Книги Великой Альты, стр. 62

– Встать надо со светом, – сказала Дженна.

– До света, – поправила Катрона.

ПЕСНЯ

Колыбельная сестер
Спи-усни, моя малышка.
Видишь – мир оделся тишью,
Неприступны наши стены,
Супостату хейм не взять.
Сон спорхнет тебе на веки,
Будешь счастлива вовеки,
Для тебя, укрыты тенью.
Станут птицы распевать.
Спи, дитя, не думай даже:
Сестры сильные – на страже.
Сестры с луками тугими
Зорко смотрят с высоты.
Сестры все ночной порою,
Как одна, готовы к бою.
Счастлива и невредима,
На заре проснешься ты.
Спи-усни, моя малышка.
Видишь – мир оделся тишью.
Улыбнется Альта сверху.
Альту сердцем позови.
Сестры будут все добрее.
Защитят и обогреют…
И на темных, и на светлых
Хватит Альтиной любви.

ПОВЕСТЬ

Путники один за другим уснули – только Дженна и Скада не спали, лежа бок о бок на Дженнином одеяле.

– Я скучала по тебе, – сказала Скада. – И по этому миру, такому яркому и звучному.

– О чем же ты скучала больше?

– Обо всем поровну, – засмеялась Скада. – Однако тебе сильно досталось.

– Другим пришлось еще тяжелее. И вина за это…

– …лежит не на тебе, милая сестра. Просто кругу пришла пора замкнуться – и то, что ты оказалась пряжкой, не твоя вина, а случайность.

– Джарет назвал меня колесной чекой.

– Нам будет недоставать его звонкого голоса.

Дженна чувствовала то же самое, но не смела сказать это вслух.

– Я…

– Не «я», Дженна, – «мы». Разве тебе так трудно запомнить, что ты не одна? Что мы все разделяем твое бремя?

Дженна вдруг вспомнила слова Альты: «Ты и хочешь, и не хочешь быть Анной». Как легко Альта их произнесла, и как трудно принять их. Она не прочь быть серединой, пряжкой, чекой, но не хочет нести на себе столь непомерную тяжесть. Одно без другого невозможно, но тяжестью можно поделиться. «Не я, а мы». Дженна тронула Скаду за руку. Больше они не говорили, а просто лежали рука об руку, пока сон наконец не сморил их.

– Дженна! Дженна! – звал чей-то далекий голос. Дженна, вздрогнув, проснулась, и уши ее наполнил птичий щебет. Катрона трясла ее за плечо. Дженна села, неохотно расставаясь с успокоительным забытьем, и увидела, что их лошади щиплют траву у торной дороги, а все остальные еще спят.

– Катрона, мне снился очень странный сон. Там был огромный луг… – начала Дженна и умолкла. В волосах Катроны появилась седина, и морщины на лбу умножились.

– Это был не сон, малютка Джен. Луг, роща, зал и очаг – не сон, разве что нам обеим приснилось то же самое.

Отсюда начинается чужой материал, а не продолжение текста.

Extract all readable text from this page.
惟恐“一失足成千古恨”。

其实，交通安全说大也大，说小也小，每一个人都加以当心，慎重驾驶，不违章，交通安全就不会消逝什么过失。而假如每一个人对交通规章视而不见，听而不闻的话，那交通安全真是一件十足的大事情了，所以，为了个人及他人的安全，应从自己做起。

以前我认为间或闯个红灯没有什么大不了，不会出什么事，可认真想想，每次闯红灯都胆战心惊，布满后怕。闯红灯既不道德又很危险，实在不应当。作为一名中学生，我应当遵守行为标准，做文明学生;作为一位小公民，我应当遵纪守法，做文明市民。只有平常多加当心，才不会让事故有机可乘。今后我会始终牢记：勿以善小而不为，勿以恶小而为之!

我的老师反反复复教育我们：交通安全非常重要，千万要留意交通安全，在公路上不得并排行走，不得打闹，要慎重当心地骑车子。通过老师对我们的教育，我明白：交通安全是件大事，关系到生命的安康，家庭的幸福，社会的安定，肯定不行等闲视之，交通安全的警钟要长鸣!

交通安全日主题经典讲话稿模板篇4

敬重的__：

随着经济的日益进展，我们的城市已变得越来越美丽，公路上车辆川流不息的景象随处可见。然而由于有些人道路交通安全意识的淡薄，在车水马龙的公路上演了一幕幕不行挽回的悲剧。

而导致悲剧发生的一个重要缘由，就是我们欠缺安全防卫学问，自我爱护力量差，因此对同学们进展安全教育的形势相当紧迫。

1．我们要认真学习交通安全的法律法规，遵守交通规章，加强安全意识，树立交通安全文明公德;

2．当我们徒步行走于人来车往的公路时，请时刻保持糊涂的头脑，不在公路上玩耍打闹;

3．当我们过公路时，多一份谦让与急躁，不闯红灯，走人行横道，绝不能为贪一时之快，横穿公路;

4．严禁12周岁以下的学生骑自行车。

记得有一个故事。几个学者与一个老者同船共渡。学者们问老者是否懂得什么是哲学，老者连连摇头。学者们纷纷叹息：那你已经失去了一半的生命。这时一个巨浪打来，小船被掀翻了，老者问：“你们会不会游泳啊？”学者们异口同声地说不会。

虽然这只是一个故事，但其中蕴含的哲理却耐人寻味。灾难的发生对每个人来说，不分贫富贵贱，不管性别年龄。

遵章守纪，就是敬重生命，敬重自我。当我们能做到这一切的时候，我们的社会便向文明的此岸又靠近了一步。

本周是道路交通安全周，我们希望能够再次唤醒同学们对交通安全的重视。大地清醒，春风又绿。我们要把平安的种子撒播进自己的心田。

Дженна медленно поднялась. Если им и приснился одинаковый сон, это не объясняет, отчего Катрона так постарела. Да и у Долга, который только что поднял голову от травы, вся морда седая. А у Джарета на шее появилось зеленое ожерелье.

– Да, это не сон, – согласилась Дженна. – Но если это правда, где мы? И который теперь год?

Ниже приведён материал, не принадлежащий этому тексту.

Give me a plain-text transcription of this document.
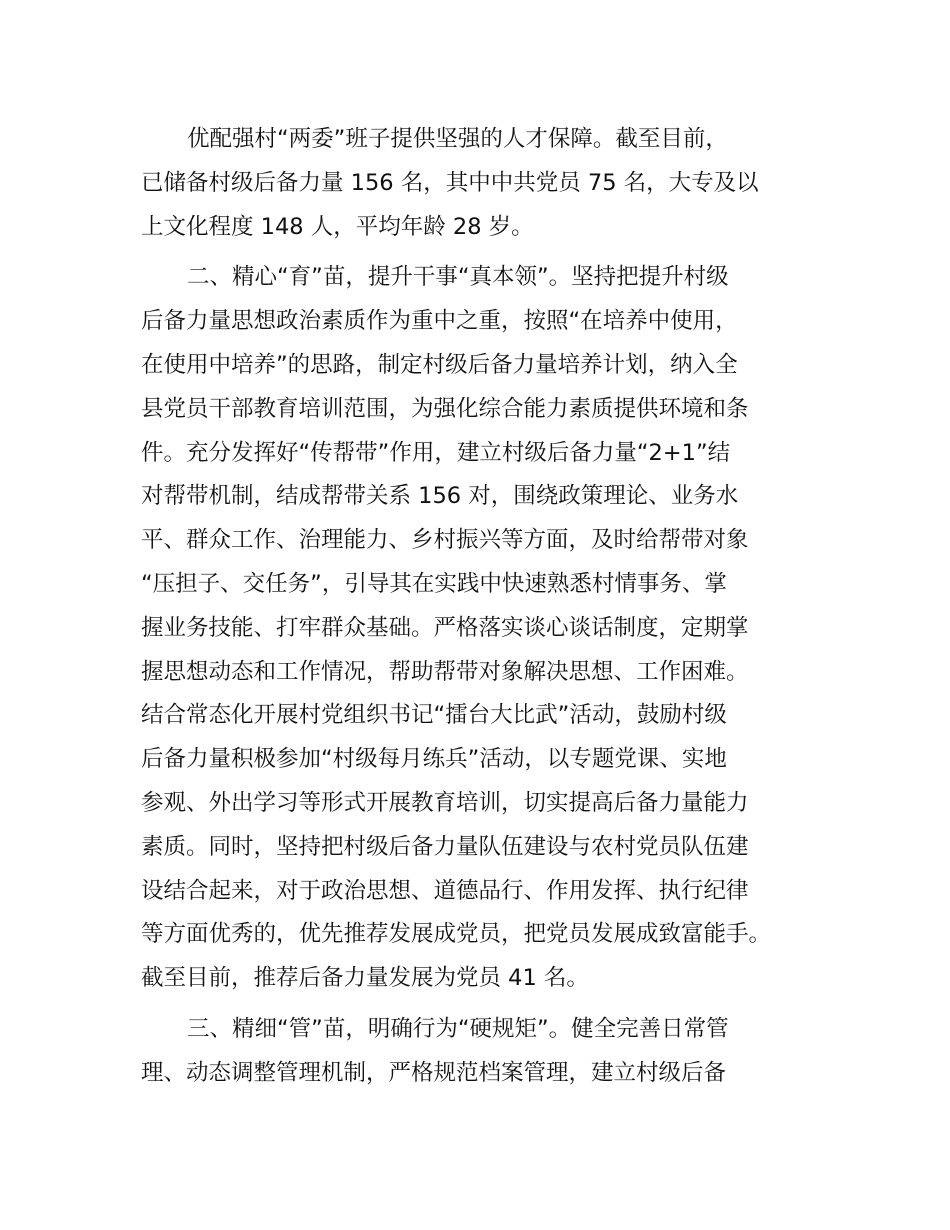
优配强村“两委”班子提供坚强的人才保障。截至目前，
已储备村级后备力量 156 名，其中中共党员 75 名，大专及以
上文化程度 148 人，平均年龄 28 岁。

二、精心“育”苗，提升干事“真本领”。坚持把提升村级
后备力量思想政治素质作为重中之重，按照“在培养中使用，
在使用中培养”的思路，制定村级后备力量培养计划，纳入全
县党员干部教育培训范围，为强化综合能力素质提供环境和条
件。充分发挥好“传帮带”作用，建立村级后备力量“2+1”结
对帮带机制，结成帮带关系 156 对，围绕政策理论、业务水
平、群众工作、治理能力、乡村振兴等方面，及时给帮带对象
“压担子、交任务”，引导其在实践中快速熟悉村情事务、掌
握业务技能、打牢群众基础。严格落实谈心谈话制度，定期掌
握思想动态和工作情况，帮助帮带对象解决思想、工作困难。
结合常态化开展村党组织书记“擂台大比武”活动，鼓励村级
后备力量积极参加“村级每月练兵”活动，以专题党课、实地
参观、外出学习等形式开展教育培训，切实提高后备力量能力
素质。同时，坚持把村级后备力量队伍建设与农村党员队伍建
设结合起来，对于政治思想、道德品行、作用发挥、执行纪律
等方面优秀的，优先推荐发展成党员，把党员发展成致富能手。
截至目前，推荐后备力量发展为党员 41 名。

三、精细“管”苗，明确行为“硬规矩”。健全完善日常管
理、动态调整管理机制，严格规范档案管理，建立村级后备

– Где мы, я знаю. Это дорога к Перекрестку Вилмы. Она не так уж изменилась за тридцать лет, что я здесь не бывала.

– Тридцать лет?

– Я побывала здесь во время своих странствий. Это был мой последний хейм – и мой подвиг.

– Почему подвиг?

– Потому что это так далеко от моего родного хейма, и дорога к нему ведет через знаменитый лес греннов, и это самый первый хейм. Пришлось идти – слишком уж я нахвасталась, что ничего не боюсь.

– А сама боялась?

– Еще бы, – засмеялась Катрона. – Я ведь хоть и хвастунишка была, но не дура. Греннов я, правда, в глаза не видела и не слишком верила, что они существуют, зато тумана и мужчин боялась ужасно. С мужиками мне пришлось-таки сразиться пару раз, и я заявилась в Перекресток Вилмы с подбитым глазом, но невинность свою уберегла. – Катрона хмыкнула, вспомнив об этом.

– И что же?

– Сестры посмеялись надо мной, выкупали в горячей бане и поведали кое-что о женской жизни – моя Мать Альта мне это тоже говорила, да я пропускала мимо ушей. На следующей неделе пришла моя первая кровь, а по дороге домой я повстречала своего первого мужчину. Катри мне так и не простила, что я ее не дождалась.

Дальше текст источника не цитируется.